Wir nähern uns in großen Schritten dem Michaeli-Fest – ein Zeitpunkt im Jahreslauf, der mehr Bedeutung für unser Menschsein hat, als uns vielleicht häufig bewusst ist.
Das Michaelifest geht auf die Stelle im neuen Testament zurück, in welcher der Erzengel Michael zusammen mit seinen Engeln den Drachen (dort auch Schlange oder Satan genannt) aus dem Himmel verstößt, weil dieser sich erhebt, Gott gleich werden zu wollen. Ein schwieriger Kampf geht voraus und Michael gelingt der Sieg mit seinem Schwert letztendlich nur durch das Aufbringen von großem Mut.
In vielen Kulturen ranken sich Legenden und unterschiedliche Versionen dieses Geschehens um das Michaelsfest – doch die Essenz bleibt immer dieselbe: durch die Verstoßung des Satans (Erzengel Satanael) auf die Erde wird der Mensch in neuer Weise dem Wechselspiel von ahrimanischen und luziferischen Kräften ausgesetzt und bekommt somit die Aufgabe, sich diesen Einflüssen zu erwehren.
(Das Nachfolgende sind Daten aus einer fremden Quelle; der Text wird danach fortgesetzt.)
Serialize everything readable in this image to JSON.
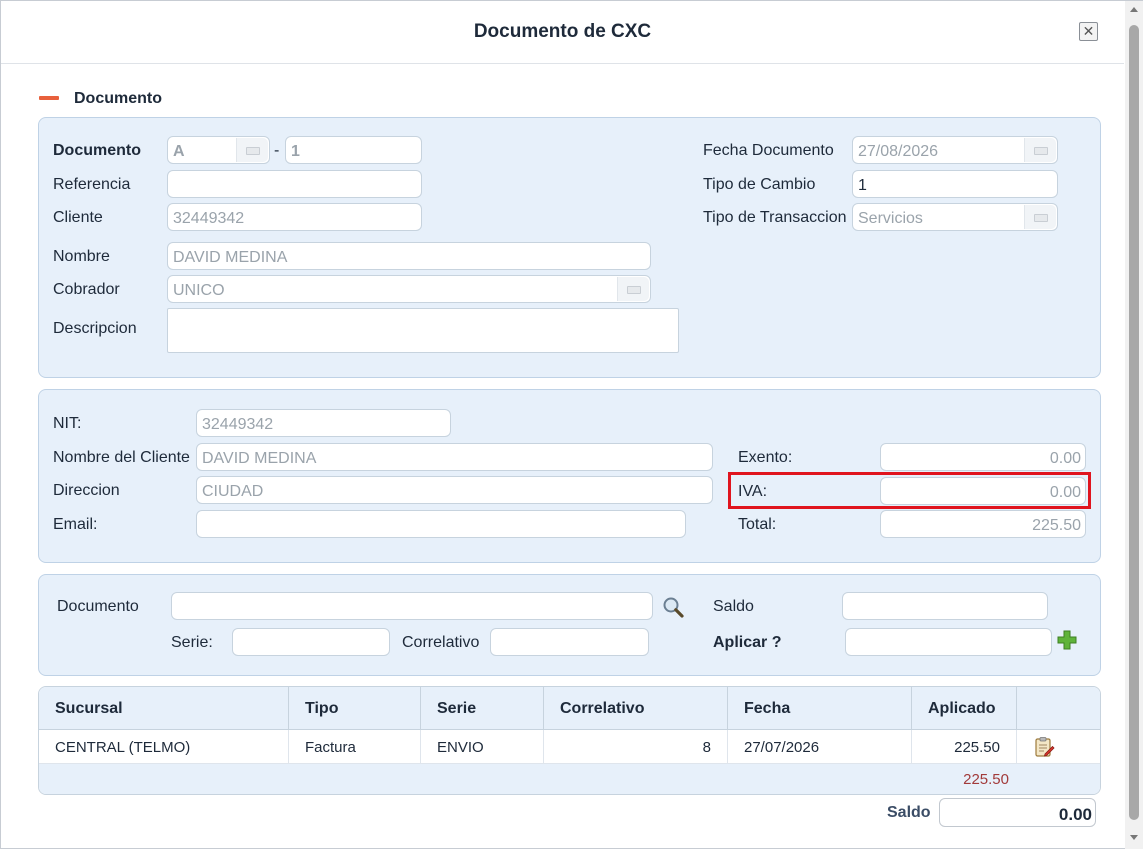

Das Michaelifest liegt in der Zeit des Sternzeichen Waage – auch hier geht es um das Finden eines Gleichgewichtes gegensätzlicher Kräfte. Gleichzeitig geschieht ein großer Umbruch in den Wochen um Michaeli bezüglich der Sonnenkräfte, die auf die Erde und uns wirken: die Tageszeit verkürzt sich um ganze 6 Stunden! Die Natur tritt damit vollkommen in die Phase der „Sterbeprozesse“ ein: Was sich schon im Sommer durch die Blüte und Samenbildung vieler Pflanzen „leise“ ankündigt, kommt jetzt zu einem Endpunkt: Viele Pflanzen sterben nach der Fruchtbildung ab, die Blätter der Bäume fallen – die Natur bereitet sich für den „Winterschlaf“ vor.
Während sich die Natur zurückzieht und die Erde scheinbar zur Ruhe kommt, wirken die kosmischen Kräfte des Sommers und die Sonnenkräfte im Innern der Erde weiter – und so auch in uns Menschen, denn wir stehen stets mitten in ihnen.
Doch worum geht es für den Menschen in dieser Zeit genau? Während wir in der Frühlings- und Sommerzeit durch die vorhandenen kosmischen und Sonnenkräfte – ebenso wie die Natur – seelisch ganz im Umkreis leben, beginnt nun die Zeit des inneren Rückzugs. Dunkelheit und Kälte führen dazu, dass wir uns ins warme und heimelige Innere der Häuser zurück ziehen und zunehmend ein Bedürfnis nach Ruhe und Besinnung aufkommt.
Betrachten wir diesen Prozess jedoch genauer, so ist er verbunden mit innerer aktiver Arbeit: Es braucht Mut und Willenskraft, sich den Gedanken und Gefühlen zu stellen, welche nun in uns verstärkt aufkommen (können). Das Michaelifest und die Zeit danach stehen für die Möglichkeit des Menschen, die „geschenkten“ Kräfte des Sommers aufzugreifen und für sein eigenes Leben und das der Erde/Menschheit fruchtbar zu machen und umzuwandeln.
In der Waldorfschule hat dieses Fest seit Beginn an eine große Bedeutung. Wie lebensbejahend ist es doch, wenn wir den Kindern und Jugendlichen über dieses Fest ein Bild vermitteln können, in welchem - wenn wir unsere Ängste überwinden - Mut, Tatkraft und das Gute siegen!